Oleh karena itu, para pelaku pendobrak ruang rapat pembahasan RUU TNI bisa diproses hukum.
Saya ingin merinci lagi 14 posisi bagi perwira aktif dalam instansi di luar kemiliteran (TNI), yaitu:
1, Kementerian Koordinator POLKAM;
2, Kementerian Pertahanan, termasuk Dewan Pertahanan Nasional;
3, Kesekretariatan Negara untuk urusan sekretariat militer presiden;
4, Badan Intelijen Negara;
5, Badan Siber/Sandi Negara;
6, Lembaga Ketahanan Nasional;
7, Badan SAR Nasional;
8, Badan Narkotika Nasional;
9, Mahkamah Agung (Ketua Muda Peradilan Militer).
Serta tambahan 5 posisi di instansi yang memerlukan keahlian dan pemikiran perwira militer aktif, yaitu:
10, Badan Nasional Pengelola Perbatasan;
11, Badan Penanggulangan Bencana;
12, Badan Penanggulangan Terorisme;
13, Badan Keamanan Laut;
14, Kejaksaan Republik Indonesia (Jaksa Agung Muda Bidang Tindak Pidana Militer).

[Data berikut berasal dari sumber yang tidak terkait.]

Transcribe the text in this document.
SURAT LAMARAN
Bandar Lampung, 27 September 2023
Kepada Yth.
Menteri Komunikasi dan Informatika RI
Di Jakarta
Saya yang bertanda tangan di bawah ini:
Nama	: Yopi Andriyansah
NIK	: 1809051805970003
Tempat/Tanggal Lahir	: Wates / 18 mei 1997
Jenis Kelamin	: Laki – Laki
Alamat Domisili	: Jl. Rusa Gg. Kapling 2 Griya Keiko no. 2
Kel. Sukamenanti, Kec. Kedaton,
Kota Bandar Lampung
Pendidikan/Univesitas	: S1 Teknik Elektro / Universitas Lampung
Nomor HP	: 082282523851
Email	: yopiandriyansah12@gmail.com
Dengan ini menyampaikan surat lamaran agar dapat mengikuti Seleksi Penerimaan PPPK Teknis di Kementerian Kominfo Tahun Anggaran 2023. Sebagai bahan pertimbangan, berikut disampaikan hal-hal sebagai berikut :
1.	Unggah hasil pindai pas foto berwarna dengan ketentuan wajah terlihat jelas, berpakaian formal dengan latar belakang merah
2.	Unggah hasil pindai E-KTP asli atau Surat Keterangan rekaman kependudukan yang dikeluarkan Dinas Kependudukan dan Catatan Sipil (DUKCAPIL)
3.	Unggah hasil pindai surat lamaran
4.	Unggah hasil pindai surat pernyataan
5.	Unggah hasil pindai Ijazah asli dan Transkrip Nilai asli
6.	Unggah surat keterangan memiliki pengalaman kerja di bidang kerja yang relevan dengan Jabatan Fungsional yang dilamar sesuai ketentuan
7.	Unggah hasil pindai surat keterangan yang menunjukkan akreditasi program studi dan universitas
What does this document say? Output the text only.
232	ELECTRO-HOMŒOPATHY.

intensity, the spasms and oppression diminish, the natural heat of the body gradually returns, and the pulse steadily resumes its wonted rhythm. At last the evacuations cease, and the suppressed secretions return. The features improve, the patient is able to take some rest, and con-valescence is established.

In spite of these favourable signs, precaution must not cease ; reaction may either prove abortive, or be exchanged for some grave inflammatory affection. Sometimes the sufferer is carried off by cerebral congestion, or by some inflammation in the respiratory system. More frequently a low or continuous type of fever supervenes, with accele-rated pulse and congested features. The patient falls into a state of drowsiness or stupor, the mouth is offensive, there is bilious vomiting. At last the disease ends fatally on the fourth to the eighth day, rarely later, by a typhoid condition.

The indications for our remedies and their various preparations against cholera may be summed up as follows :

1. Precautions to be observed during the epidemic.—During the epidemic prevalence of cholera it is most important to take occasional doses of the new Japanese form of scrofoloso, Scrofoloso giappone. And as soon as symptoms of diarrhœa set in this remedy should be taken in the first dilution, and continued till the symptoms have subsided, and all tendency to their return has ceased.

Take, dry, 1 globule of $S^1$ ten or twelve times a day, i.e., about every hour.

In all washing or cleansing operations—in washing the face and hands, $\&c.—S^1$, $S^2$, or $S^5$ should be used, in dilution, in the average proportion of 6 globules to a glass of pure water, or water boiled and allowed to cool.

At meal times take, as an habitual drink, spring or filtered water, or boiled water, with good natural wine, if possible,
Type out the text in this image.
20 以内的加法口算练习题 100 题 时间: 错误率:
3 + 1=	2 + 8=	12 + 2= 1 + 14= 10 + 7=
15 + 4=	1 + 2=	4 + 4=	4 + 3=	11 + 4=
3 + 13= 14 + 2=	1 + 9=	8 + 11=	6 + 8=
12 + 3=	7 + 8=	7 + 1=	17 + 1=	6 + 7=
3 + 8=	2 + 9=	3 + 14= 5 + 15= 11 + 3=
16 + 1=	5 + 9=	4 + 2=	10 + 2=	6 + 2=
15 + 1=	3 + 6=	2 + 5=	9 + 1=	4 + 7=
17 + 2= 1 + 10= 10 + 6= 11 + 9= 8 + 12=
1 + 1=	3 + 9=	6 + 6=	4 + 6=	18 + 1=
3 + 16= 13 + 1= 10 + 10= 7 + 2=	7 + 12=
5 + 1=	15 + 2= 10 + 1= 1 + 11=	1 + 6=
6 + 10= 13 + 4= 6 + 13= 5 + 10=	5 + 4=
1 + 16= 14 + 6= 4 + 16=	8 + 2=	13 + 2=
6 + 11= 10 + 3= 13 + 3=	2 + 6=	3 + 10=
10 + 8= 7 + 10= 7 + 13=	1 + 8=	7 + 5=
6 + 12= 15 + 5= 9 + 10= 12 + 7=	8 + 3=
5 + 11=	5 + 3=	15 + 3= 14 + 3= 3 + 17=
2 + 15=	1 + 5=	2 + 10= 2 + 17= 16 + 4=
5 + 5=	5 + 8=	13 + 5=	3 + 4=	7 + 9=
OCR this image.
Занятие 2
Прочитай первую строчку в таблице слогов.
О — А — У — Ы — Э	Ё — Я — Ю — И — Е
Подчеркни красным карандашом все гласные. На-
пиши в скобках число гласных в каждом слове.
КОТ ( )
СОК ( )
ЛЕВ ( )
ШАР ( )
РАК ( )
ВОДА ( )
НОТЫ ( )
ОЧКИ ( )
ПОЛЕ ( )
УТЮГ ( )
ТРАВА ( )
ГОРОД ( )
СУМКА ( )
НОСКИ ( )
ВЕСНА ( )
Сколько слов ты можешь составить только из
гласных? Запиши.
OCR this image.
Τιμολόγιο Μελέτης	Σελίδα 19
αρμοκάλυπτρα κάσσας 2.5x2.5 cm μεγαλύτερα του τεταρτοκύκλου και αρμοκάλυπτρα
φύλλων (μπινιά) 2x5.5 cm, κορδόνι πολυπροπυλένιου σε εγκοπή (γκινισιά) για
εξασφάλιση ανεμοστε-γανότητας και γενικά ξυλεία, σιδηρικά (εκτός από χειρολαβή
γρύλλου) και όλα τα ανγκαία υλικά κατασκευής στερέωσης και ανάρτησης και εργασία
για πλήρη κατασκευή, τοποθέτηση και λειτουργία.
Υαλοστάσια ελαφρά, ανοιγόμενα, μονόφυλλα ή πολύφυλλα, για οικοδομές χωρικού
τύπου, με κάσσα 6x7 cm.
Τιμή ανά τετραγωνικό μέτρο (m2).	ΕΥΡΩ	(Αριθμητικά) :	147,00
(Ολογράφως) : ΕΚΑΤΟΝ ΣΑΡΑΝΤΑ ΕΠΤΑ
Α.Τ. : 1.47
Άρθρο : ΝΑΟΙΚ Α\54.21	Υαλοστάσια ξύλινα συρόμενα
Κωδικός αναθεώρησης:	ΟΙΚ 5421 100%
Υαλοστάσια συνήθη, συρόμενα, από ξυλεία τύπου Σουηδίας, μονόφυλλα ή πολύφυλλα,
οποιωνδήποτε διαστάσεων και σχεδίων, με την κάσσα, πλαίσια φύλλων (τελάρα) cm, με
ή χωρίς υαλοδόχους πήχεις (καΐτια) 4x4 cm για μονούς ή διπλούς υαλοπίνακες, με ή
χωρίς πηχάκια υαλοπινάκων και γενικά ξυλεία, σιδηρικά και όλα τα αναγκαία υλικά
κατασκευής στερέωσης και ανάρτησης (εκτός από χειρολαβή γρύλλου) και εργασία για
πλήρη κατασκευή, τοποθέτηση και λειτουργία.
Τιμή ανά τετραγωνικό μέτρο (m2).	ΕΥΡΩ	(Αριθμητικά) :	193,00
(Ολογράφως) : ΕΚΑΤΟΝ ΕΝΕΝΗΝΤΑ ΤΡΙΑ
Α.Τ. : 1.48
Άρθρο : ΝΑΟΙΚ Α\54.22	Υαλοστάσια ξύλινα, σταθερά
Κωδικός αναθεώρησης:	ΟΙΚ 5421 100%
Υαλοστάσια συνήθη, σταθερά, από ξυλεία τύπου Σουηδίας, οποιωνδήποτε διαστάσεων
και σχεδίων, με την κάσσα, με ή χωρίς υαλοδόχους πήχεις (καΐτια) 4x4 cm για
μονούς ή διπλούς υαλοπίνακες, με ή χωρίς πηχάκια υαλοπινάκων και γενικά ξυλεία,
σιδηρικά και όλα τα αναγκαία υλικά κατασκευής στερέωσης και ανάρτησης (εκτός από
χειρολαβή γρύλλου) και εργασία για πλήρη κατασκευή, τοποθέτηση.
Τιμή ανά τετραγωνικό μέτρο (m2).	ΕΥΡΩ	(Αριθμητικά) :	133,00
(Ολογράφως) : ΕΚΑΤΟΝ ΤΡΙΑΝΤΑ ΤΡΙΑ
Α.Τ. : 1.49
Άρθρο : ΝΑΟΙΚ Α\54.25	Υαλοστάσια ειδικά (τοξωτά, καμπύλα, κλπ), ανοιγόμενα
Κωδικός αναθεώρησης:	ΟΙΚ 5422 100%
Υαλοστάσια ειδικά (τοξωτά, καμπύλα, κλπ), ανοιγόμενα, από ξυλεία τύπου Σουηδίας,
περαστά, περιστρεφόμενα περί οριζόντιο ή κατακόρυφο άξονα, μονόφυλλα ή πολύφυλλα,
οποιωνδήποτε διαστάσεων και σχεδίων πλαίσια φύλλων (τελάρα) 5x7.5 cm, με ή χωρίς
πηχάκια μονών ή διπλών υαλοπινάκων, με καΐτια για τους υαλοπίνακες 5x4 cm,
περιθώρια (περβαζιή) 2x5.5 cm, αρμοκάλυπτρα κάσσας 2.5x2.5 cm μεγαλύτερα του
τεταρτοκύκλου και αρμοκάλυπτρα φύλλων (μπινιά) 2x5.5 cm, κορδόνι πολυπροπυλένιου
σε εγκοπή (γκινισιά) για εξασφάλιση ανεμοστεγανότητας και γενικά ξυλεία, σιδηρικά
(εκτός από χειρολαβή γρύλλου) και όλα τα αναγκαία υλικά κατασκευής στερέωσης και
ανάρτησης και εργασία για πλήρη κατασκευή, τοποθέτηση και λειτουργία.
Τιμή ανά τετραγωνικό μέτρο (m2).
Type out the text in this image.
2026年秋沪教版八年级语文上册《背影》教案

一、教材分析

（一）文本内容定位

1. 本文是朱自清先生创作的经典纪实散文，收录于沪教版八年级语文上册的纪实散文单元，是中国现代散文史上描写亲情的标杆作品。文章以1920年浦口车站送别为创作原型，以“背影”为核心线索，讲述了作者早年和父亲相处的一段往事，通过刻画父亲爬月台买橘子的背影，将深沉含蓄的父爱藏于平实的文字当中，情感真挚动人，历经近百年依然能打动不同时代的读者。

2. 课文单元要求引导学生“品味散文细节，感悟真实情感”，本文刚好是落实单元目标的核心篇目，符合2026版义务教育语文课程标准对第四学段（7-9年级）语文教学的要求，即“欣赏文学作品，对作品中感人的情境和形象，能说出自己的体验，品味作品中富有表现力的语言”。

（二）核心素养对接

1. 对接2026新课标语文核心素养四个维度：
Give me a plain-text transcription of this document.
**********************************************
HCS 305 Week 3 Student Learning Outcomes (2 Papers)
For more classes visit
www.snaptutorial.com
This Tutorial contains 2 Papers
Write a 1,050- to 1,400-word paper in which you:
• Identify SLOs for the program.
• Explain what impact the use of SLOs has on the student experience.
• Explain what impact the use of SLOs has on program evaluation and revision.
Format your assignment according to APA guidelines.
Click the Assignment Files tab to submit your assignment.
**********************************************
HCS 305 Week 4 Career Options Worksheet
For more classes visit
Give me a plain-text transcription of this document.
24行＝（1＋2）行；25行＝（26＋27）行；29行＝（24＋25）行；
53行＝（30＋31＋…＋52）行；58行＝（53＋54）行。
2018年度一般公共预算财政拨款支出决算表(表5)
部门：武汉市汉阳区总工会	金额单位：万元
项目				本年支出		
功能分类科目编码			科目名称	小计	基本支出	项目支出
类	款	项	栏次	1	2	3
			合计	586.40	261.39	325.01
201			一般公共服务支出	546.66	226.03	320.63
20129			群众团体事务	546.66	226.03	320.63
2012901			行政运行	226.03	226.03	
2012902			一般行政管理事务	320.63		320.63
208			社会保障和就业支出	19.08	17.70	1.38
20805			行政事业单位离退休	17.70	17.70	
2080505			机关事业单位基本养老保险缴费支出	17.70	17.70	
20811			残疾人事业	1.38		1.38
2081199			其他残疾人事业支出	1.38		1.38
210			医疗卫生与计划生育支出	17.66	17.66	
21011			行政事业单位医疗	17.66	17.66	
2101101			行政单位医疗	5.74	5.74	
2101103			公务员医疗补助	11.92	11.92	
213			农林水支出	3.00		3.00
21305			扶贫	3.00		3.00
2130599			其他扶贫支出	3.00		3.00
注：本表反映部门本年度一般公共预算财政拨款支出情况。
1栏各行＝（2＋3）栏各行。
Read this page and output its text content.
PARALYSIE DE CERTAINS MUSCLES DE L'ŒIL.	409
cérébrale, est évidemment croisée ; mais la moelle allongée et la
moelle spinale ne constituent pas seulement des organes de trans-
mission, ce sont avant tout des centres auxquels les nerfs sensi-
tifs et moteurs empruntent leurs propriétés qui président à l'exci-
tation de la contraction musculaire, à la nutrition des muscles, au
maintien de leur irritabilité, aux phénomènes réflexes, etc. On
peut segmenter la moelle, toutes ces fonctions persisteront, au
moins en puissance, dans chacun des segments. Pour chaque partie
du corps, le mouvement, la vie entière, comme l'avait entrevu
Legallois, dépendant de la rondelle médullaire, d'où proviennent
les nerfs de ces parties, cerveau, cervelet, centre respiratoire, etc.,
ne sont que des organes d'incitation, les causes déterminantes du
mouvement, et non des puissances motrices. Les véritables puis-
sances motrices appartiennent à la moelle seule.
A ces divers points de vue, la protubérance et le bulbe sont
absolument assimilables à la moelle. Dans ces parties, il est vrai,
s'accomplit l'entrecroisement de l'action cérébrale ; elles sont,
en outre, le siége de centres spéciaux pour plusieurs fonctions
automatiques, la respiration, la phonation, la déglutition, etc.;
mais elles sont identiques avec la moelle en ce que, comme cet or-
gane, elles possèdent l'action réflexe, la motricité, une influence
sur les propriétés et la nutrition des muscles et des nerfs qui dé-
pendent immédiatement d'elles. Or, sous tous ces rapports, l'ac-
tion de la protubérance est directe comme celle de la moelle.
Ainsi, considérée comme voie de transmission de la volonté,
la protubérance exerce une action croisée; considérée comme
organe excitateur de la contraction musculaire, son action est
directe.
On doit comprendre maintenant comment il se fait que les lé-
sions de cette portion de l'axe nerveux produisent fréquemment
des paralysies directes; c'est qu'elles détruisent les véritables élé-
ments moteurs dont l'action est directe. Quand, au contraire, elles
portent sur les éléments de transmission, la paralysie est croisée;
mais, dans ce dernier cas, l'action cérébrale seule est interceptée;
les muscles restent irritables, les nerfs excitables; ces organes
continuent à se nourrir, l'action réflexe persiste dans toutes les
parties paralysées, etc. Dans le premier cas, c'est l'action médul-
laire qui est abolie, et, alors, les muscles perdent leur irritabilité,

Segenap bidang kegiatan pemerintahan dan hukum tersebut secara proporsional membutuhkan pemikiran dan keahlian dari perwira aktif TNI.
DPR RI bisa melakukan pengawasan terhadap kinerja perwira-perwira aktif pada 14 lembaga pemerintahan dan lembaga negara tersebut. Kinerja pengawasan DPR RI telah terbukti berjalan baik di era Pemerintahan Presiden Prabowo.
Saya juga mendukung pengaturan dalam RUU TNI untuk usia pensiun 62 tahu bagi Jenderal Bintang Empat, karena terbukti seseorang masih kuat fisik dan masih prima kemampuan berpikirnya. Sangat disayangkan bila tidak dipakai, sehingga negara akan rugi.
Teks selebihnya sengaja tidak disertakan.